Dispositions propres à l’enfance délinquante

Il convient de rappeler que les individus interpellés sont tous mineurs. Et comme l’indique Me Elâjouti, l’article 139 du Code pénal dispose que « le mineur de douze ans qui n’a pas atteint dix-huit ans est, pénalement, considéré comme partiellement irresponsable en raison d’une insuffisance de discernement ».

Dans ce cas, ce sont les dispositions propres à l’enfance délinquante, prévues par le code de procédure pénale, qui s’appliquent. Ils risquent d’être placés dans une institution publique d’éducation surveillée ou d’éducation corrective.

« La situation du mineur est prise en compte dans le cadre des poursuites. Le juge en charge des affaires des mineurs se penche sur leurs conditions sociales et peut appliquer des mesures qui visent à préserver, au mieux, leur avenir », indique Me Khalil qui insiste sur « l’aspect social », au-delà du rôle dissuasif que peut avoir la règle de droit.
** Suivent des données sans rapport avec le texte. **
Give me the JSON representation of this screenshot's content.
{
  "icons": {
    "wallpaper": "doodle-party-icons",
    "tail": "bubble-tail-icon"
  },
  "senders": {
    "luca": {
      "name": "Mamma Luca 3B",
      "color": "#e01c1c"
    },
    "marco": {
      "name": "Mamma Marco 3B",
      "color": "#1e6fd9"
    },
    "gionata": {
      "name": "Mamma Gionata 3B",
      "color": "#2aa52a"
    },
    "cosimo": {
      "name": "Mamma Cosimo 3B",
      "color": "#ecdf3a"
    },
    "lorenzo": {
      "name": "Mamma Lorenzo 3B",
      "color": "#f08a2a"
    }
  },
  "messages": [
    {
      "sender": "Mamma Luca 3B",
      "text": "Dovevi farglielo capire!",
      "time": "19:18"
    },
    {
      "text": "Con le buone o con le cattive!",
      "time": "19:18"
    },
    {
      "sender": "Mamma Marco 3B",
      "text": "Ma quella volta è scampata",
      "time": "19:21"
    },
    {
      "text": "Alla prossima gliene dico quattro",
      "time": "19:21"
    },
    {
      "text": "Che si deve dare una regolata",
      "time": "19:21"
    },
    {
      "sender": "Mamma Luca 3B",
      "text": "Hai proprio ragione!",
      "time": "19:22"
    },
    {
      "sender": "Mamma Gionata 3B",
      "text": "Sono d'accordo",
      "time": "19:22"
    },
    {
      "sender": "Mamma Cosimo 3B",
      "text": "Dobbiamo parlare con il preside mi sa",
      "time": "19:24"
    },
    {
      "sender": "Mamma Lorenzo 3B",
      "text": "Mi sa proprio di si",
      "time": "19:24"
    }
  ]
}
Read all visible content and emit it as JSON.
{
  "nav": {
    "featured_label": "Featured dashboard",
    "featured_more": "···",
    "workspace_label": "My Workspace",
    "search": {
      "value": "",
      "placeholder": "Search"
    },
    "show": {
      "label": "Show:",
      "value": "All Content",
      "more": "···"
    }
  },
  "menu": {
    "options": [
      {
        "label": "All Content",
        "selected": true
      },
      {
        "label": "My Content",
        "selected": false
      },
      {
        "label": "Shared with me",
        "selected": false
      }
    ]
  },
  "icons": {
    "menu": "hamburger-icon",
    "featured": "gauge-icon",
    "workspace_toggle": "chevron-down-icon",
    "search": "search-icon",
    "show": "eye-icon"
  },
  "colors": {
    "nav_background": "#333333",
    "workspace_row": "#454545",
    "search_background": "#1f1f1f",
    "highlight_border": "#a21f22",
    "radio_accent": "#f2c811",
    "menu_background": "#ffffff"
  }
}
Pour Me Abderrahim Bouhmidi, avocat au barreau de Rabat, ces actes condamnables devraient « interpeller les pouvoirs publics », car ils s’inscrivent dans le cadre de la déviance ; c’est-à-dire des comportements « inacceptables par la société ». 

« La question fondamentale qui en découle est de savoir si les moyens de prévention nécessaires ont été mis en place pour éviter que ces actes se reproduisent. Les jeunes devraient bénéficier de plus d’occupations, à travers l’aménagement d’un espace urbain pour prévenir la déviance et la délinquance », conclut-il.